Sierra Wave Media

Eastern Sierra News for June 13, 2024

 

 

 

 

After finding out why so many  local  residents, visitors, local businesses, government offices, and others lost their mobile phone and Internet outage on, first, Tuesday, August 25th (See UPDATE Aug. 27, 2020: Explanation August 25the Outage…), only for it to happen again a second time, two days later, Sierra Wave went looking for the cause for  the second outage on Thursday, August 27.

Why is it important? You deserve to know why your phone and Internet service is not working. Paying for mobile phone and Internet services is not cheap. Even most landline phones are now VOIP (Voice Over Internet Protocol), so if the  Internet goes out, so do they.

Outages hurt businesses. Some businesses have to close unless they can do cash-transactions or are willing to accept bank checks. You cannot use an ATM as it is linked to the Internet. As important, many people rely on their computers to work and need to be online to do so. Several people told Sierra Wave that they had to leave work and go home, where in many instances, they could not use their phones or Internet because service was out there as well.

This biggest concern of a cell service and Internet outage has to do with emergency response services. Emergency 9-1-1 calls cannot get through to dispatchers for  help, whether it’s the police services, the fire department or an ambulance. The delay in receiving help may  literally boil down to life or death in some situations.

The first outage on Tuesday last week was caused by Caltrans crew digging a hole for some posts down in Inyokern, where they inadvertently severed a fiber-optic line. The incident of Thursday turned out to be very similar, except that this time it was a municipal crew in Ridgecrest, digging a ditch, who severed Frontier Communications’ fiber-optic line.

Following is a message from Javier Mendoza, Vice President, Corporate Communications and External Affairs with Frontier Communications Corporation:

This was another contractor that damaged a fiber optic cable. Here are details. Will appreciate you including the Call 811 reminder to any party that is conducting excavation activity near buried lines. Thank you.
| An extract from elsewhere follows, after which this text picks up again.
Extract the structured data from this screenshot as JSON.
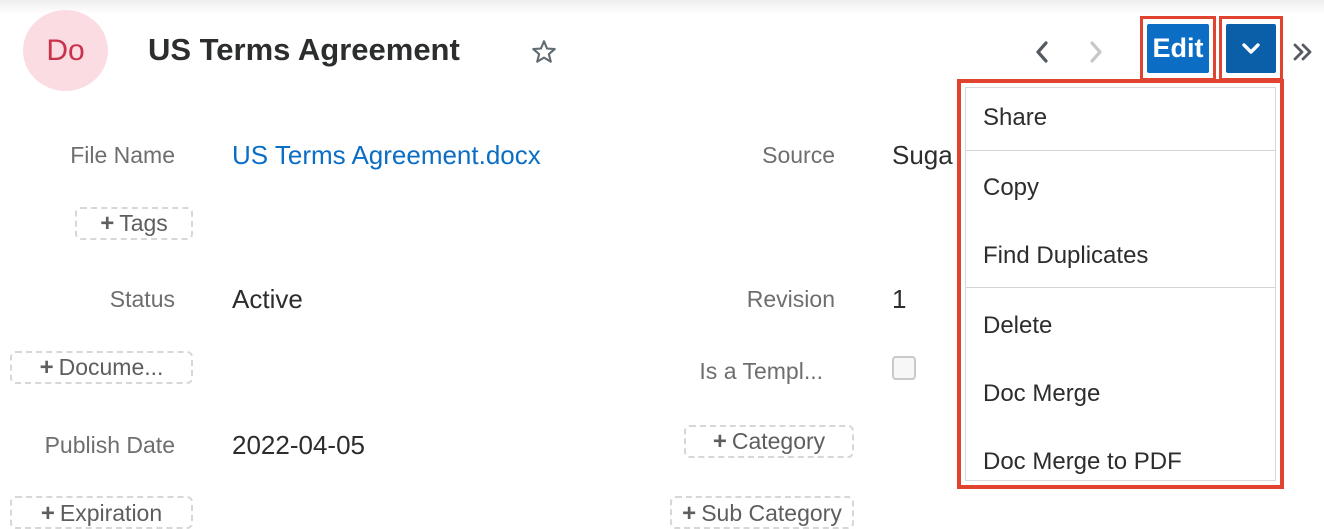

  • Thursday, August 27, Frontier Communication s crews responded to reports of a service disruption in the Ridgecrest area and discovered that a third-party contractor working on a municipal project —not affiliated with Frontier— cut a Frontier fiber-optic cable southeast of Ridgecrest. The damage was extensive and disrupted of service for Frontier customers in Ridgecrest, Bishop, Bridgeport and other surrounding areas. The disruption also affected 911 services and the wireless carriers served by our network.  Frontier crews responded, worked diligently to repair the damage and restored service by 10 p.m.
  • We thank our customers and the communities we serve for their patience as our team worked to restore service.
  • Frontier reminds contractors, residents and business owners that by law, they must call ‪811 and have underground line locations marked before they dig in the yard or at construction sites. Calling 811 or Underground Service Alert will help avoid damage to unseen lines while digging and prevent such service interruptions.

Sierra Wave thanks Mr. Mendoza. He has been very cooperative in investigating and then answering our questions about these outages.

Were communities and local officials sold “a bill of goods?”

 

The outages do raise some questions about the Digital 395 Project, that was sold as something that would prevent what happened last Tuesday and Thursday. There is supposed to be a redundancy built into the system so that when the fiber-optic cable is damaged, it can be rerouted without loss of service. That clearly is not happening and our local officials should be looking into why this is happening and what can be done about it.

Another concern is, why can’t the service providers at minimum alert local news media, especially radio stations, so that news of the outage can be reported? We are already dealing with a pandemic, wildfires, poor air quality, businesses shut down, and coping with a lot  of stress as a result. Our communities should not have to be worrying about mobile and Internet services going out as well.